Updated: 2013-01-26 22:17
By Li Xiang in Davos, Switzerland (chinadaily.com.cn)

The discussion over China's policy agenda under the new leadership is heating up, with leading government officials and international economists saying at the World Economic Forum that China should continue to push forward structural reforms in order to achieve sustainable development.

Zhang Xiaoqiang, vice-chairman of the National Development and Reform Commission of China, said that the focus of the new leadership's agenda will be shifting the country's growth model toward efficiency and quality.

"The new leadership has emphasized clearly that China's development will move toward efficiency and quality through structural reforms," he said at a panel discussion of the World Economic Forum, which concluded on Saturday.

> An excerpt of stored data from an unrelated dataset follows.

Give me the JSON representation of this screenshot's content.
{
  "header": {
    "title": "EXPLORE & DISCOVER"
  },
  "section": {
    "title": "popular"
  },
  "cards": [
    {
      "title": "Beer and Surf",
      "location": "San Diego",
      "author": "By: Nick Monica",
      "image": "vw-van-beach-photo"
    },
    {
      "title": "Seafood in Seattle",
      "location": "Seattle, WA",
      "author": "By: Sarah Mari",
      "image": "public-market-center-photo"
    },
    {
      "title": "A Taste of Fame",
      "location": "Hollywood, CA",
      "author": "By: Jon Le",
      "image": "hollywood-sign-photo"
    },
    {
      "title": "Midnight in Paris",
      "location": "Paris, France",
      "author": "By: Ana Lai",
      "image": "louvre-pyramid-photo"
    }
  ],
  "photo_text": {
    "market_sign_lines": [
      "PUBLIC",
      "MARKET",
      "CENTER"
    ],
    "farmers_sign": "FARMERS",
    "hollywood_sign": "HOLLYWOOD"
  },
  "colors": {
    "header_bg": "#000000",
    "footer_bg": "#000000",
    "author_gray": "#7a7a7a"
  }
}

"China will rely more and more on enlarging domestic demand and science and technological innovation, which is the only way to ensure sustainable development," he said.

But the domestic-oriented policy agenda does not mean that China will close its market, he said, noting that China will continue to open more its market to the world and to international enterprises.

Gordon Brown, former British prime minister, said that the policy agenda of China's new leadership should recognize the convergence of interests of its international partners.

"While reforms are needed to improve education, urban system, labor market and the environmental condition, recognition of interdependence is very important, which requires far more international cooperation than ever before," he said.

Lawrence Summers, a professor at Harvard University, said that growth and modernization will still be a major priority for China, despite the fact that China will soon overtake the US as the world's largest economy.

"It is important to distinguish being the world's largest economy and the world's most cutting-edge economy," he said, noting that China is still well short of being a cutting-edge economy in terms of the standard of living as its income per capita is only 25 percent of that of the US.

Kevin Rudd, former Australian prime minister, said that China's continuing growth requires a strategic period of peace and it should avoid letting nationalism dominate its policy agenda when dealing with regional frictions with its neighboring countries.